The established species concept is also founded on the notion of divergence and phylogenetic trees, commonly constructed by analysing variations in common genes between different species. Repeating the analysis on a group of species using different genes often produces a different pattern of ancestral relationships, hints of ancient hybridisation events that scrambled and crossed the branches of the tree. More befuddling than this is the phenomenon of lateral gene transfer, where DNA is moved between unrelated species, usually via bacteria and viruses. Plants and insects regularly swap DNA with their bacterial symbionts and vertebrates are suspected to do so as well. The evolution of the placenta, leading to the emergence of mammals, has been linked to a viral gene that was transferred into the vertebrate host.

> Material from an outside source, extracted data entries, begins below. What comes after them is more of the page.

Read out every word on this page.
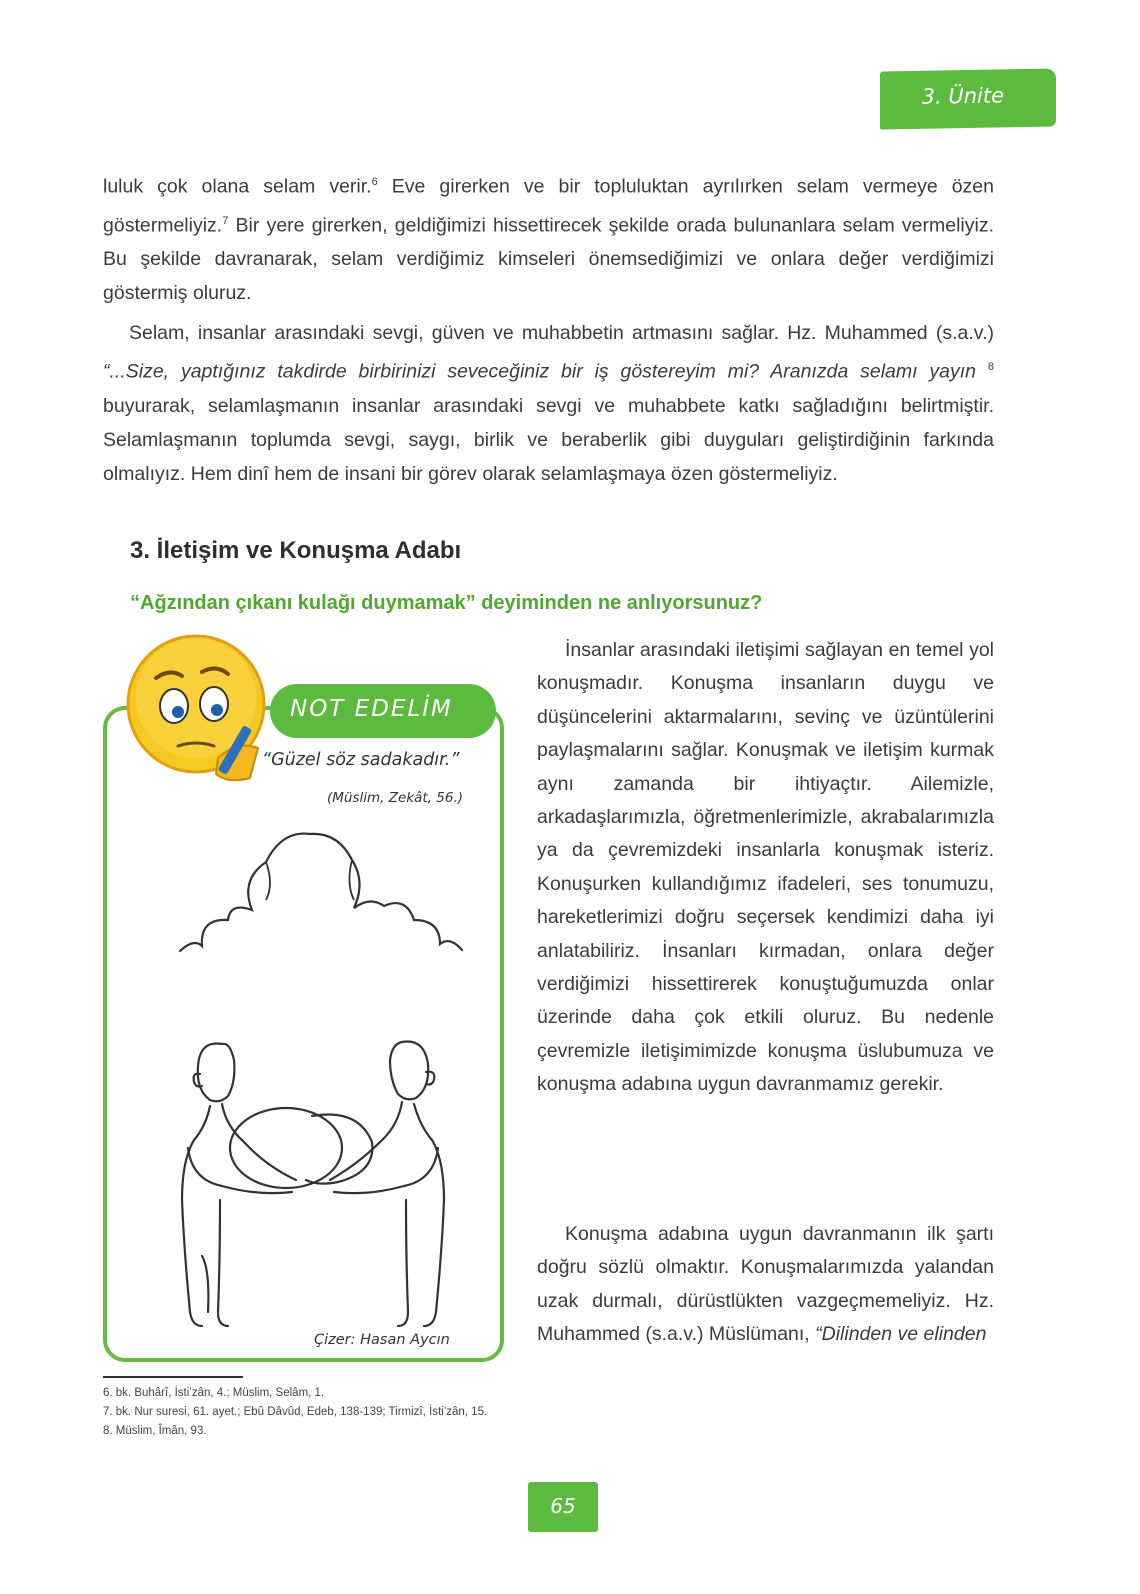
3. Ünite

luluk çok olana selam verir.$^6$ Eve girerken ve bir topluluktan ayrılırken selam vermeye özen göstermeliyiz.$^7$ Bir yere girerken, geldiğimizi hissettirecek şekilde orada bulunanlara selam vermeliyiz. Bu şekilde davranarak, selam verdiğimiz kimseleri önemsediğimizi ve onlara değer verdiğimizi göstermiş oluruz.

Selam, insanlar arasındaki sevgi, güven ve muhabbetin artmasını sağlar. Hz. Muhammed (s.a.v.) “...Size, yaptığınız takdirde birbirinizi seveceğiniz bir iş göstereyim mi? Aranızda selamı yayın $^8$ buyurarak, selamlaşmanın insanlar arasındaki sevgi ve muhabbete katkı sağladığını belirtmiştir. Selamlaşmanın toplumda sevgi, saygı, birlik ve beraberlik gibi duyguları geliştirdiğinin farkında olmalıyız. Hem dinî hem de insani bir görev olarak selamlaşmaya özen göstermeliyiz.

3. İletişim ve Konuşma Adabı

“Ağzından çıkanı kulağı duymamak” deyiminden ne anlıyorsunuz?

NOT EDELİM
“Güzel söz sadakadır.”
(Müslim, Zekât, 56.)
Çizer: Hasan Aycın

İnsanlar arasındaki iletişimi sağlayan en temel yol konuşmadır. Konuşma insanların duygu ve düşüncelerini aktarmalarını, sevinç ve üzüntülerini paylaşmalarını sağlar. Konuşmak ve iletişim kurmak aynı zamanda bir ihtiyaçtır. Ailemizle, arkadaşlarımızla, öğretmenlerimizle, akrabalarımızla ya da çevremizdeki insanlarla konuşmak isteriz. Konuşurken kullandığımız ifadeleri, ses tonumuzu, hareketlerimizi doğru seçersek kendimizi daha iyi anlatabiliriz. İnsanları kırmadan, onlara değer verdiğimizi hissettirerek konuştuğumuzda onlar üzerinde daha çok etkili oluruz. Bu nedenle çevremizle iletişimimizde konuşma üslubumuza ve konuşma adabına uygun davranmamız gerekir.

Konuşma adabına uygun davranmanın ilk şartı doğru sözlü olmaktır. Konuşmalarımızda yalandan uzak durmalı, dürüstlükten vazgeçmemeliyiz. Hz. Muhammed (s.a.v.) Müslümanı, “Dilinden ve elinden

6. bk. Buhârî, İsti’zân, 4.; Müslim, Selâm, 1.
7. bk. Nur suresi, 61. ayet.; Ebû Dâvûd, Edeb, 138-139; Tirmizî, İsti’zân, 15.
8. Müslim, Îmân, 93.
65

Advances in human directed genetic engineering is likely to make this mechanism of breaking down species barriers even more significant in the future.
The final consideration to ruminate upon is that species do not emerge or exist in isolation of each other. Most complex multicellular organisms rely on a complex microbiome of multiple species of viruses, bacteria, fungi and more complex creatures to function and evolve. Those complex cells themselves were derived from the combination of an archea bacterial mother cell, colonised by a virus that became the nucleus, energised by an oxygen eating bacteria that became the mitochondria and powered by a cyanobacteria that became chloroplasts. These four way franken-cells then learned to clump together in the trillions to make plants. Symbiosis between multicellular organisms is also responsible for massive increases in species diversity, such as the relationship between pollinating insects and plants that transformed relatively simple non-flowering plant communities to the wide array of flowering plants we know today. Humans have the potential to become the universal symbiont, with a more powerful impact promoting evolution and biodiversity than any other species.
A botanist who often gives me inspiration (Tony Santore at the wonderful podcast/youtube channel “Crime Pays But Botany Doesn’t”- https://joeblowe.podbean.com/) often expresses his dismay at clueless people who ask “what is it good for?” when shown some rare plant, reducing it to some resource to be exploited or failing that, ignored. Tony is of the school that sees abstract and intrinsic beauty and immeasurable value in such species. While I can empathise with that outlook, I answer the question this way: species are good for making other species, either on their own, or in hybridisation with related species, or through symbiosis and/or gene exchange with unrelated species. Extinction is a zero-sum game on a finite planet on the time-scales that matter because niches never stay empty for long. And humans have the potential to be the accelerant on the bonfire of life, wielding creation just as exuberantly as we have historically wielded destruction.